Je citerai quelques éléments de réalisation. Au départ, 124 territoires d'industrie ont été labellisés par le Premier ministre. Les périmètres de ces territoires ont été revus sous l'autorité des conseils régionaux. Nous en sommes aujourd'hui à 136, car nous avions omis certains territoires. Les conseils régionaux ont ainsi procédé à de nouvelles labellisations. Il a fallu aussi parfois lisser le périmètre et associer certaines EPCI aux territoires. Enfin, il a fallu également regrouper des territoires sur différentes régions et différents départements. Bref, nous avons été ambitieux et innovants. Certaines fois, cela a pu donner lieu à de très belles histoires, je pense par exemple à Pau-Tarbes. D'autres fois, cela n'a pas fonctionné et nous avons été confrontés à des scissions de territoires d'industrie.

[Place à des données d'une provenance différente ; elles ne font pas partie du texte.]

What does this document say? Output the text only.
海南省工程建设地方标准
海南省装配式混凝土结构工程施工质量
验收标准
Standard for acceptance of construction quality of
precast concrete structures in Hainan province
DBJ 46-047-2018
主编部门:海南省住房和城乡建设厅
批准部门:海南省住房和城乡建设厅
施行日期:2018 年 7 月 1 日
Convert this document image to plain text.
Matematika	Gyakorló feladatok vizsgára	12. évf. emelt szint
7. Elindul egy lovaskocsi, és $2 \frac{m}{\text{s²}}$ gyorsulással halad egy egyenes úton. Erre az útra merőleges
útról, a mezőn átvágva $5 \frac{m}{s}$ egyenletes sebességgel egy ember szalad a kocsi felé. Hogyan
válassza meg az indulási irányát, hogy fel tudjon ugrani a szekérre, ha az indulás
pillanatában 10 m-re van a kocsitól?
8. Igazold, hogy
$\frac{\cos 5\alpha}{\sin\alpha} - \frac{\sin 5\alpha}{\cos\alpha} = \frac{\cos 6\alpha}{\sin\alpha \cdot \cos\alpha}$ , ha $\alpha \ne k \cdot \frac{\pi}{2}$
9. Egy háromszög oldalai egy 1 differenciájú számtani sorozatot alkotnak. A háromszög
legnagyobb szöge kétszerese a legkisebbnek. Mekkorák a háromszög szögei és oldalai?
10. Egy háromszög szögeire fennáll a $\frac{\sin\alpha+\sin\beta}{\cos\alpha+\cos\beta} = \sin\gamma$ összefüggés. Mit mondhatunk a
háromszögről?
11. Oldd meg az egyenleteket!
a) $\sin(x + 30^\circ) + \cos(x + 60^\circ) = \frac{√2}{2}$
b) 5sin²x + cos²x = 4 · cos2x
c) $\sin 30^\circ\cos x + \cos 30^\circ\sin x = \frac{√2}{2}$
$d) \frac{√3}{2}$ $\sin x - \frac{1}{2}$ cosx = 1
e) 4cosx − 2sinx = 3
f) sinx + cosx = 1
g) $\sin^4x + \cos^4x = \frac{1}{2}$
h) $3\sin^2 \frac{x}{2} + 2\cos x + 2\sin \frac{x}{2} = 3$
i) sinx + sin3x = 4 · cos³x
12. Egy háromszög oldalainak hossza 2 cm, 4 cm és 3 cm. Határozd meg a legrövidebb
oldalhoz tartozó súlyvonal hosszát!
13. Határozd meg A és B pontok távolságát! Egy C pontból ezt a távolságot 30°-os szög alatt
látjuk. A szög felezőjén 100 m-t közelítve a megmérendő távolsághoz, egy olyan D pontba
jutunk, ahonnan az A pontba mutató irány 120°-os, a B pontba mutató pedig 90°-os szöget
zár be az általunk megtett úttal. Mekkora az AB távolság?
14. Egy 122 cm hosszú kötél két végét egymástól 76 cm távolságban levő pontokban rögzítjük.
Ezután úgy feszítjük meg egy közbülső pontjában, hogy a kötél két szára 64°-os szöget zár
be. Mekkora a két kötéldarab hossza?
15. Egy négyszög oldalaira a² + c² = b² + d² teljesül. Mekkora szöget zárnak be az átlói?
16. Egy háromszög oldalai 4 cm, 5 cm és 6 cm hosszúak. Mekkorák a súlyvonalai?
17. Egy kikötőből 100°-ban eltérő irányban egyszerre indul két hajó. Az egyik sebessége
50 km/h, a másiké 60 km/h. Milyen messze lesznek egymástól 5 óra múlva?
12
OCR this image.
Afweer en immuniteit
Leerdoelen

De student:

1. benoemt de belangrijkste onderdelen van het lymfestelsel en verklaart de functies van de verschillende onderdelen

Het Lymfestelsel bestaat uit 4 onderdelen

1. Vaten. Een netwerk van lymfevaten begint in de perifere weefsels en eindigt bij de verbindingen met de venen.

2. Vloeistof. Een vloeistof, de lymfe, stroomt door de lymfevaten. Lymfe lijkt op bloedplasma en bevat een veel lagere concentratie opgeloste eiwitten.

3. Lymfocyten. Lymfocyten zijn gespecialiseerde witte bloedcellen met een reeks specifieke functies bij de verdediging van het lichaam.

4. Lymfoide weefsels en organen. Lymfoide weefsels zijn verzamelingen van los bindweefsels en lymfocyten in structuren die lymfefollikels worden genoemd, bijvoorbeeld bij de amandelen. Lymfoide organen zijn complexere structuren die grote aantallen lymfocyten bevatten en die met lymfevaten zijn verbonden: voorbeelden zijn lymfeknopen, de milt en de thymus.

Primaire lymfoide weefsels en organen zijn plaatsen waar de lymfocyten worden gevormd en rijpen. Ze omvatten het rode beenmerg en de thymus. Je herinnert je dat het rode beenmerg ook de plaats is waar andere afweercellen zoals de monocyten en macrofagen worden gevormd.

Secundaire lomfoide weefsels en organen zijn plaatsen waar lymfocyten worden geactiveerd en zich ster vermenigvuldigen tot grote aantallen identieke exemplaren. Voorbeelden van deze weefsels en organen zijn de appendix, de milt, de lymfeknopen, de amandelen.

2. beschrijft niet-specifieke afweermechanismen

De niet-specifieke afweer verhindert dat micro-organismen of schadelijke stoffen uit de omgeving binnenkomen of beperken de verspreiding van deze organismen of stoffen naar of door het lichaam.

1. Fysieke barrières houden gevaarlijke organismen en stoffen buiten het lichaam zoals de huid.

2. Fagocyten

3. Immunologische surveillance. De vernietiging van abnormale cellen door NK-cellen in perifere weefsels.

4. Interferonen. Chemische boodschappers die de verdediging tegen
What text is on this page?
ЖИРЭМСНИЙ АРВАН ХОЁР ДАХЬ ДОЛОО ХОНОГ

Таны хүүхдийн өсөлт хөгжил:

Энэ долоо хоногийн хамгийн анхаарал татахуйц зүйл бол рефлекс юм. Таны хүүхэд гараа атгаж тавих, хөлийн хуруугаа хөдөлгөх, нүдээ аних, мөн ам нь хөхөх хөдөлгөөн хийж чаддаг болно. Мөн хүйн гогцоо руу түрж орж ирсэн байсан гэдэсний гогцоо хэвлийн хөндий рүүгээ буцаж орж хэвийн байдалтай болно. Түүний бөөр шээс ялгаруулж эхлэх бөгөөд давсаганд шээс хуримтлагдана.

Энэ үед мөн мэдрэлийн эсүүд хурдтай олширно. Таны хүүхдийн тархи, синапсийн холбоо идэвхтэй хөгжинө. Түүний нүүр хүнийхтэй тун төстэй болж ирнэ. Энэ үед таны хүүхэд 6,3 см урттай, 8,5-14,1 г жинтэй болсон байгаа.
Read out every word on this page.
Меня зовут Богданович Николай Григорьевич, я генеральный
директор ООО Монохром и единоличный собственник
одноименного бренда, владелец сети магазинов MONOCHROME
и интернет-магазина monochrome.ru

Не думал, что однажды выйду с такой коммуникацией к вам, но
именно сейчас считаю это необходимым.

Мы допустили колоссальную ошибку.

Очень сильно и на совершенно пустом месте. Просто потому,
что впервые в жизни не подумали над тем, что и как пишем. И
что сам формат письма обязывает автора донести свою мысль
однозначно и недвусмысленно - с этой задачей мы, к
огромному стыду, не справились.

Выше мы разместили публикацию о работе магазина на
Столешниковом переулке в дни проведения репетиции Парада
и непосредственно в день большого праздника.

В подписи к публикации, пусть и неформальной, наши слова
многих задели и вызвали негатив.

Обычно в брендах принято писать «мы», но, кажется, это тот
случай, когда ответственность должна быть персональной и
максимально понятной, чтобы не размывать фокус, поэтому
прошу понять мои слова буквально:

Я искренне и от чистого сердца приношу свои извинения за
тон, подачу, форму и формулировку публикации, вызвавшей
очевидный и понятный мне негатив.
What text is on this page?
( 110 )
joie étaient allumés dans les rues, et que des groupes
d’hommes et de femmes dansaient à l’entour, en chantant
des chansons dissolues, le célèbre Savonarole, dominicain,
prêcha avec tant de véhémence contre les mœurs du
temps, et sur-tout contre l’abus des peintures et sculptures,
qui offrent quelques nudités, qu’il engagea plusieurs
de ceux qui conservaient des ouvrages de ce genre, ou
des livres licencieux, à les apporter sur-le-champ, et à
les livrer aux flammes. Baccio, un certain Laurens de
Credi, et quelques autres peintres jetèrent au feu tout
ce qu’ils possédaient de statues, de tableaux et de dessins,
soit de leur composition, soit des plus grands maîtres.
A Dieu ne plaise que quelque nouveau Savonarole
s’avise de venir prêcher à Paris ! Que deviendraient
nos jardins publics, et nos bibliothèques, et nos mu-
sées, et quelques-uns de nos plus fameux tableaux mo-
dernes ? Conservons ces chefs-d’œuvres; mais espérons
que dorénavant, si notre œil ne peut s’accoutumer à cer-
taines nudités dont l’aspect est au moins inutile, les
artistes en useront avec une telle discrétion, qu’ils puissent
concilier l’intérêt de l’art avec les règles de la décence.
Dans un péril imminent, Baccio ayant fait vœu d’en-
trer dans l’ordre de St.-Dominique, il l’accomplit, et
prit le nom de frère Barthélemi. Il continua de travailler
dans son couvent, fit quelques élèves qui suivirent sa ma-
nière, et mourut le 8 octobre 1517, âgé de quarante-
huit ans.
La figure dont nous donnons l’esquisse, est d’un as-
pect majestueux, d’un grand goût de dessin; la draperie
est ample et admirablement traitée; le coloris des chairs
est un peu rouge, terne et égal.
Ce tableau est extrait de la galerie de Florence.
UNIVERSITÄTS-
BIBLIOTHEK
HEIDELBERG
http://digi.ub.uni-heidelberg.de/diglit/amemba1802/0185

Ce qui fait la richesse d'un territoire en termes de développement économique ou d'industrie, ce ne sont ni les infrastructures ni les statistiques sur l'emploi industriel, mais le pilotage. Autrement dit, ce qui compte, ce sont les femmes et les hommes qui prennent en main le destin d'un territoire et coalisent les différentes forces pour porter un projet.

Ce sont vingt-neuf territoires exactement qui ont voulu être préfigurateurs. Vingt-deux d'entre eux sont allés au bout de la démarche au cours d'un laps de temps serré, et ont été capables de monter un certain nombre de projets structurants. Ils ont été invités à Matignon par le Premier ministre pour présenter leur savoir-faire industriel, ce qui a été une grande joie pour moi. Sept territoires ont signé un protocole. Une demi-douzaine de signatures sont quasiment prêtes et une autre demi-douzaine de signatures sont attendues pour la fin du mois d'avril. Voilà donc l'état des lieux : 300 actions, 129 qualifiées de prioritaires et 51 accords de principe des opérateurs de l'État à ces actions.